Beim Festival Acht Brücken spielte auch das Asasello Quartett.

Im Zuge der Konsolidierung legte die Verwaltung im Haushaltsplan zahlreiche Kürzungen und Streichungen für die Kultur vor.

Schockstarre machte sich gestern bei zahlreichen Kulturträgern breit, als ihnen klar wurde, wie gravierend sie vom Streichkonzert im Zuge der Haushaltskonsolidierung betroffen sein dürften. Es trifft viele Leuchtturmprojekte – Festivals, Ensembles wie Concerto Köln, den Interessenverband der Kölner Clubs „Klubkomm“ oder Kunstinstitutionen wie die Temporary Gallery.

Hauen und Stechen

Nun hoffen alle darauf, dass in der Politik das Schlimmste abgewendet wird, wenn die Fraktionen beraten und mit einem Veränderungsnachweis womöglich doch das eine oder andere noch retten. Durchweg sehen die Betroffenen Verteilungskämpfe, ein Hauen und Stechen auf sich zukommen.

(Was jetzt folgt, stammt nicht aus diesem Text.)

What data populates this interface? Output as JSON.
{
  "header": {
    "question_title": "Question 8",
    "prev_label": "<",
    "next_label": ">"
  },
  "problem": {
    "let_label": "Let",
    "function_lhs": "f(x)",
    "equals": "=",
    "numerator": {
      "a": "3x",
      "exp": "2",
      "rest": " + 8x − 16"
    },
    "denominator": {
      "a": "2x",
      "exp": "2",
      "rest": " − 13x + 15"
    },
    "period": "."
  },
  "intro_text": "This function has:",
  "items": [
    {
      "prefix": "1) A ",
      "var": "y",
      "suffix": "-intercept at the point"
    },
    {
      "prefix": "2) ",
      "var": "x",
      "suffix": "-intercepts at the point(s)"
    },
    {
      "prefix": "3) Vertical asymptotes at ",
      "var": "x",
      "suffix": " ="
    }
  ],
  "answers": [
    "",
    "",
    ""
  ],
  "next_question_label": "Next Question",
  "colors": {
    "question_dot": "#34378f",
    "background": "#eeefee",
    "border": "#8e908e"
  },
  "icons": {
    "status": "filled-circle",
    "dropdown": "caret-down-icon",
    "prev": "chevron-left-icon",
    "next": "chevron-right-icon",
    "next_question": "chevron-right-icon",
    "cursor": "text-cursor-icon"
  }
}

Acht Brücken soll die städtische Beteiligung mittelfristig nicht mehr erhalten. 2026 sind die Zuschüsse für das Prestigeprojekt in der zeitgenössischen Musikaufführung bereits auf Null gesetzt, nachdem es in diesem Jahr einen Betriebskostenzuschuss von 421 500 Euro gab und für 2025 noch einmal 450 000 Euro veranschlagt sind.

Das ist ein Drittel des Budgets. Nun sondiert die GmbH, wie es sich mit den Förderungen durch das Land NRW und die Kunststiftung NRW verhält, wenn die Stadt ihren Zuschuss streicht. „Acht-Brücken-Musik für Köln spielt eine bedeutende Rolle in der zeitgenössischen Musikaufführung – und -bewahrung und ist in den 14 Jahren seines Bestehens zu einer international bekannten Marke geworden“, sagt Louwrens Langevoort, Gesamtleiter des Festivals. „Wir hoffen, dass alle diese Argumente in der politischen Diskussion aufgegriffen werden.“ In diesem Jahr erreichte das Festival 15 000 Besuchende. 2023 waren es 17 000 Besucher und vor Corona erreichte Acht Brücken mehrfach 24 000 Besuchende mit diversen KölnMusik-Kooperationen mit vollem Haus der Kölner Philharmonie.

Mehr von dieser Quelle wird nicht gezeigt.